Sample Size Determinants
Since the whole point of using a sample (vs. measure the entire population) is to save money, those paying for the statistical work obviously prefer to have the smallest sample that will meet their objectives. Sample size is determined by the following factors that the person conducting the sample gets to determine (at least initially)
- Precision – How close do you want your estimate to be? The more precise you want the estimate, the higher the sample size will need to be.
- Confidence – How confident do you want to be that the estimate is within the precision range described above? The higher the level of confidence, the higher the sample size will need to be. In scientific endeavors, confidence is routinely expressed as either 99% or 95%, but proof requirements under the law may not require this high a burden on the party making an assertion.

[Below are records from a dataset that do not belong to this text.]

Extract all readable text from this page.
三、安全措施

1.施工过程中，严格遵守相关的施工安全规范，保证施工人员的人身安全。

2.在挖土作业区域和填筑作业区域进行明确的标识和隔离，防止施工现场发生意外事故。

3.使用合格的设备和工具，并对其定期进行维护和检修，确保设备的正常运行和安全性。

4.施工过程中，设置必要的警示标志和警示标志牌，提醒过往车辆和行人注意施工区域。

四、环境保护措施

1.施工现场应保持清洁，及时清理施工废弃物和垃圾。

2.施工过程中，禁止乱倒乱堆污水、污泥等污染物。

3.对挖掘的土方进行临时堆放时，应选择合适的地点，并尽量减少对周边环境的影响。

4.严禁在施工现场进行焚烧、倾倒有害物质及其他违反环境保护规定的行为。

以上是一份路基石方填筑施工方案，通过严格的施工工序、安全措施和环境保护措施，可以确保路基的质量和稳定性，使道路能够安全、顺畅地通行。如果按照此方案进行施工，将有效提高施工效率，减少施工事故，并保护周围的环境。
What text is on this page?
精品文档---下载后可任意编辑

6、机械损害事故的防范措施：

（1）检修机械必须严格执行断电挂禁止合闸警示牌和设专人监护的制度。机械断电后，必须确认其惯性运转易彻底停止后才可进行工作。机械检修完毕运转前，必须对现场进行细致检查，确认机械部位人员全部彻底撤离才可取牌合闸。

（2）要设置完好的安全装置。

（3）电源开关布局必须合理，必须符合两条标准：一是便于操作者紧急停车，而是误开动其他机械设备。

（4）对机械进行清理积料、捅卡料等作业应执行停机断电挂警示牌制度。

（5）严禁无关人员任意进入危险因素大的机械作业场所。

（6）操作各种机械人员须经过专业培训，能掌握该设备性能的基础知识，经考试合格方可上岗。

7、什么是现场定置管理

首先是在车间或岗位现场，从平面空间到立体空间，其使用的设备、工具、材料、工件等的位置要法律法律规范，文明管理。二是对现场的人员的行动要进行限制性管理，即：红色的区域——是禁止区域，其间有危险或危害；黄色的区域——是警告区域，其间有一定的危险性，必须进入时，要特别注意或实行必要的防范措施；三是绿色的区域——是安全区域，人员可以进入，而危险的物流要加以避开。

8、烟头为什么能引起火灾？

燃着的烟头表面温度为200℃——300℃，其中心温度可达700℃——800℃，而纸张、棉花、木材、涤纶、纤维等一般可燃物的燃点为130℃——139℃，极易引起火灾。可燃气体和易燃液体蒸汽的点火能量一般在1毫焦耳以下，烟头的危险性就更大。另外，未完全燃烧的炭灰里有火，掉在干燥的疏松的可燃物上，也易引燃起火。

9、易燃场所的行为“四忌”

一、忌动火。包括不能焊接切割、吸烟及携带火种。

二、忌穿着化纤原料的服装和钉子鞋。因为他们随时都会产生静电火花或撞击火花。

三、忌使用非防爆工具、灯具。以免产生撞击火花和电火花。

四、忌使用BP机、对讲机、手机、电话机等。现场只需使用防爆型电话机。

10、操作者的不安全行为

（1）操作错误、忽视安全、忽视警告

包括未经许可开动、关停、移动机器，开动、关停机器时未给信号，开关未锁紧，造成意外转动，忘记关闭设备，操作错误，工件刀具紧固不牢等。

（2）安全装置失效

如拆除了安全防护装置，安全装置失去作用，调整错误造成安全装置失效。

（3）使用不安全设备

- Standard deviation – How much dispersion occurs in the population? Because dispersed results are more difficult to measure, the more dispersed the data, the higher the sample size will need to be. See next section for information regarding how to estimate standard deviation for each of the two types of sampling.
- A one vs. a two tail test – Are we concerned with both understatements AND overstatements of our estimate? Or, is it acceptable for us to estimate merely overstatements or understatements, but not both? If we are interested in only one of these two possibilities (known as a one tail test), then our conclusion is easier to obtain and the sample size can be smaller. Most commonly, the estimator is interested in both overstatements and understatements, so a two-tail test is being performed.
Note that population size is not included in the above list. For any population large enough to warrant sampling, population size becomes irrelevant.
Determining standard deviation
Of the above questions, the standard deviation is often the most difficult parameter to define. If insufficient information exists regarding the standard deviation, a pilot test can be useful. The pilot is a sample itself, although much smaller than is needed to perform the ultimate estimate.
For attribute sampling, calculating the expected results is simple. As noted above, attribute sampling involves discrete possibilities such as off or on. Accordingly, to measure standard deviation, take a small pilot test and then calculate the percentage that has the desired attribute. This percentage can be called the “probability of success”.
For variable sampling, our calculators can generate the standard deviation, or standard deviation for the pilot test. If each observation is input in size (or time) order, the calculator will also plot the best trend line for your data.
Sometimes, standard deviation within a population is predictable; meaning, there is a pattern to the standard deviation. When this occurs, one can break the population into two or more groups, and treat each group as its own population. This has the advantage of decreasing the standard deviation within each group. If we consider these groups, or strata as separate subpopulations, draw separate samples from each stratum, and combine the results, our sampling method is called stratified sampling. To ensure that the stratified sample is representative of the entire population, the size of each stratum is proportional to what exists in the entire population. Stated otherwise, the proportion of the sample taken from each stratum should be equal to the proportion of each stratum in the entire population.